Related reading: Alternative to Snowflake
Related reading: BestSecret’s data journey: Moving beyond Snowflake
PostgreSQL to open data warehouse
For many companies, the analytical limitations of their transactional databases, like PostgreSQL, provide the impetus for developing a data warehouse. Although PostgreSQL is a robust technology with lots of support, it is optimized for transactional workloads. Queries become slower and slower as these databases grow, frustrating decision-makers with extended turnaround times.
Ingesting PostgreSQL data into a data warehouse lets the database focus on what it does best while giving analysts quick access to transactional data in a system optimized for analysis.
Examples of open source data warehouse
Many open-source tools emerged from companies operating on the big data frontier. Facebook was the source of Hive and Presto. Netflix engineers developed Iceberg, while Twitter employees helped create Parquet. These companies needed rapid access to insights from a flood of data that their existing data warehouse tools couldn’t handle effectively.
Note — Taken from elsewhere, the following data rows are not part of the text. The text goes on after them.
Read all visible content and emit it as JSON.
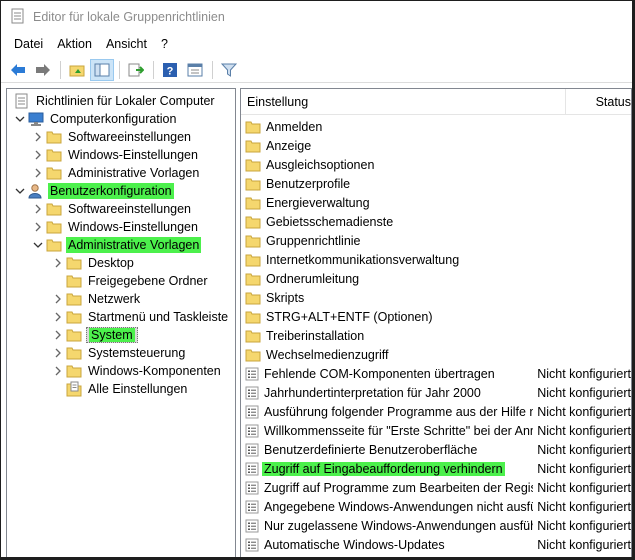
{
  "window": {
    "title": "Editor für lokale Gruppenrichtlinien"
  },
  "menu": {
    "items": [
      "Datei",
      "Aktion",
      "Ansicht",
      "?"
    ]
  },
  "tree": {
    "root": "Richtlinien für Lokaler Computer",
    "computer": {
      "label": "Computerkonfiguration",
      "children": [
        "Softwareeinstellungen",
        "Windows-Einstellungen",
        "Administrative Vorlagen"
      ]
    },
    "user": {
      "label": "Benutzerkonfiguration",
      "children": [
        "Softwareeinstellungen",
        "Windows-Einstellungen",
        "Administrative Vorlagen"
      ],
      "admin_children": [
        "Desktop",
        "Freigegebene Ordner",
        "Netzwerk",
        "Startmenü und Taskleiste",
        "System",
        "Systemsteuerung",
        "Windows-Komponenten",
        "Alle Einstellungen"
      ]
    }
  },
  "list": {
    "columns": [
      "Einstellung",
      "Status"
    ],
    "folders": [
      "Anmelden",
      "Anzeige",
      "Ausgleichsoptionen",
      "Benutzerprofile",
      "Energieverwaltung",
      "Gebietsschemadienste",
      "Gruppenrichtlinie",
      "Internetkommunikationsverwaltung",
      "Ordnerumleitung",
      "Skripts",
      "STRG+ALT+ENTF (Optionen)",
      "Treiberinstallation",
      "Wechselmedienzugriff"
    ],
    "settings": [
      {
        "name": "Fehlende COM-Komponenten übertragen",
        "state": "Nicht konfiguriert"
      },
      {
        "name": "Jahrhundertinterpretation für Jahr 2000",
        "state": "Nicht konfiguriert"
      },
      {
        "name": "Ausführung folgender Programme aus der Hilfe nicht zulass...",
        "state": "Nicht konfiguriert"
      },
      {
        "name": "Willkommensseite für \"Erste Schritte\" bei der Anmeldung ni...",
        "state": "Nicht konfiguriert"
      },
      {
        "name": "Benutzerdefinierte Benutzeroberfläche",
        "state": "Nicht konfiguriert"
      },
      {
        "name": "Zugriff auf Eingabeaufforderung verhindern",
        "state": "Nicht konfiguriert"
      },
      {
        "name": "Zugriff auf Programme zum Bearbeiten der Registrierung ve...",
        "state": "Nicht konfiguriert"
      },
      {
        "name": "Angegebene Windows-Anwendungen nicht ausführen",
        "state": "Nicht konfiguriert"
      },
      {
        "name": "Nur zugelassene Windows-Anwendungen ausführen",
        "state": "Nicht konfiguriert"
      },
      {
        "name": "Automatische Windows-Updates",
        "state": "Nicht konfiguriert"
      }
    ]
  },
  "colors": {
    "highlight": "#4cf04c",
    "folder": "#f5d76e",
    "accent": "#2b7bd6"
  }
}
While your company’s data requirements pale compared to companies like Netflix and Facebook, remember that they created these tools ten years ago when their data volumes were a fraction of today’s. Data warehouse limitations make going open source a compelling option for any company. For example, check out why German fashion innovator BestSecret replaced Snowflake with an open-source data warehouse.
Data warehousing tools
Despite proprietary data warehouse systems’ limitations, other considerations may rule out an open-source strategy. Not least is the additional burden placed on data teams to develop and maintain an open-source system. Companies with existing warehouses can use Starburst to benefit from open source software’s performance enhancements. Trino is the basis for Starburst’s data warehouse analytics platform, delivering low-latency query results from federated data sources across the enterprise. Here are a few ways Starburst can help different data warehouse implementations.
Avoid Snowflake data lock-in with Apache Iceberg tables and save money
Although Snowflake supports Iceberg tables, the jury is still out as to whether this will reduce data lock-in by making Snowflake storage more open. During periods of dynamic growth, for instance, data centralization within Snowflake may do more to constrain the organization. That was one of the reasons BestSecret reduced Snowflake’s role — and lowered costs by 70% — after using Starburst to implement Trino with Iceberg on their Azure Blob Storage data lake.
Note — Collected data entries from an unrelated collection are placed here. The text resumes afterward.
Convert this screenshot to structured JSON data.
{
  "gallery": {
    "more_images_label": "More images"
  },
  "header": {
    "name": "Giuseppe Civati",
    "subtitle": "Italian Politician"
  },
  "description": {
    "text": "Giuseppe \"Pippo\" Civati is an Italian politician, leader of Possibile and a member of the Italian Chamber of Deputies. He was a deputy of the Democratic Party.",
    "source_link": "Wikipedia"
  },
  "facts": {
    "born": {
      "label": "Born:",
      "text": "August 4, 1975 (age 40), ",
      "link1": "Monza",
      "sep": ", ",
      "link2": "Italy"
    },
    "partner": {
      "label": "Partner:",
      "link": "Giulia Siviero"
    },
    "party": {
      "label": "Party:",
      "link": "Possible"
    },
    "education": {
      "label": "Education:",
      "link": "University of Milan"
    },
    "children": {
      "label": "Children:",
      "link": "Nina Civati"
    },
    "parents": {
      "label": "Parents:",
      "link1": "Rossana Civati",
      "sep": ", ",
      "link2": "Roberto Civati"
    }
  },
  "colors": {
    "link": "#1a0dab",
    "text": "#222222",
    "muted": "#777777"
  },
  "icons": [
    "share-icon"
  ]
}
Amazon Redshift’s data warehousing platform
Amazon Redshift is an obvious choice for companies using an AWS cloud infrastructure and looking for a proprietary data warehouse. They can integrate it easily with the rest of their AWS systems. Starburst supports Redshift catalogs and provides a connector. As a result, our massively parallel SQL query engine’s performance and cost optimizations will enhance any Redshift warehouse built on Amazon S3.
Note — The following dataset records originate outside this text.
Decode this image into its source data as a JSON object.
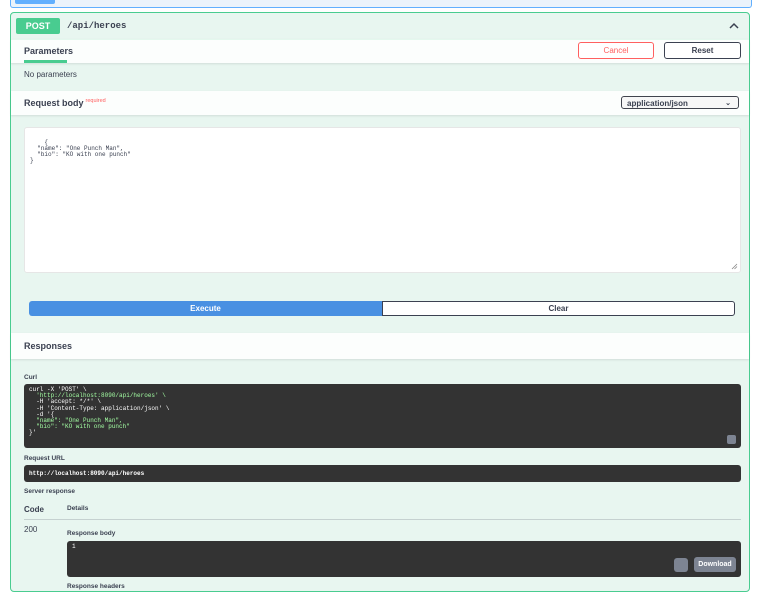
{
  "operation": {
    "method": "POST",
    "path": "/api/heroes"
  },
  "parameters": {
    "title": "Parameters",
    "cancel_label": "Cancel",
    "reset_label": "Reset",
    "empty_text": "No parameters"
  },
  "request_body": {
    "title": "Request body",
    "required_label": "required",
    "content_type": "application/json",
    "value": "{\n  \"name\": \"One Punch Man\",\n  \"bio\": \"KO with one punch\"\n}"
  },
  "actions": {
    "execute_label": "Execute",
    "clear_label": "Clear"
  },
  "responses": {
    "title": "Responses",
    "curl_label": "Curl",
    "curl_lines": [
      "curl -X 'POST' \\",
      "  'http://localhost:8090/api/heroes' \\",
      "  -H 'accept: */*' \\",
      "  -H 'Content-Type: application/json' \\",
      "  -d '{",
      "  \"name\": \"One Punch Man\",",
      "  \"bio\": \"KO with one punch\"",
      "}'"
    ],
    "request_url_label": "Request URL",
    "request_url": "http://localhost:8090/api/heroes",
    "server_response_label": "Server response",
    "code_header": "Code",
    "details_header": "Details",
    "status_code": "200",
    "response_body_label": "Response body",
    "response_body": "1",
    "download_label": "Download",
    "response_headers_label": "Response headers"
  },
  "colors": {
    "post_accent": "#49cc90",
    "execute_blue": "#4990e2",
    "cancel_red": "#ff6060",
    "code_bg": "#333333"
  },
  "icons": {
    "collapse": "chevron-up-icon",
    "copy": "copy-icon",
    "resize": "resize-grip-icon",
    "select_arrow": "chevron-down-icon"
  }
}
Google BigQuery warehouses
Similarly, companies building their infrastructure on Google Cloud may go the proprietary route by creating a Google BigQuery data warehouse. Starburst’s data federation capabilities let them aggregate data from other sources into their BigQuery system to eliminate data silos.
Microsoft Azure Synapse warehouses
Starburst Galaxy supports Azure Data Lake Storage (ADLS) catalogs, so you can connect our Trino-based analytics platform with your Azure Synapse data warehouse. Together, Starburst and Azure Synapse become the center of gravity for data transformation by letting users access Synapse and other data sources from a single query.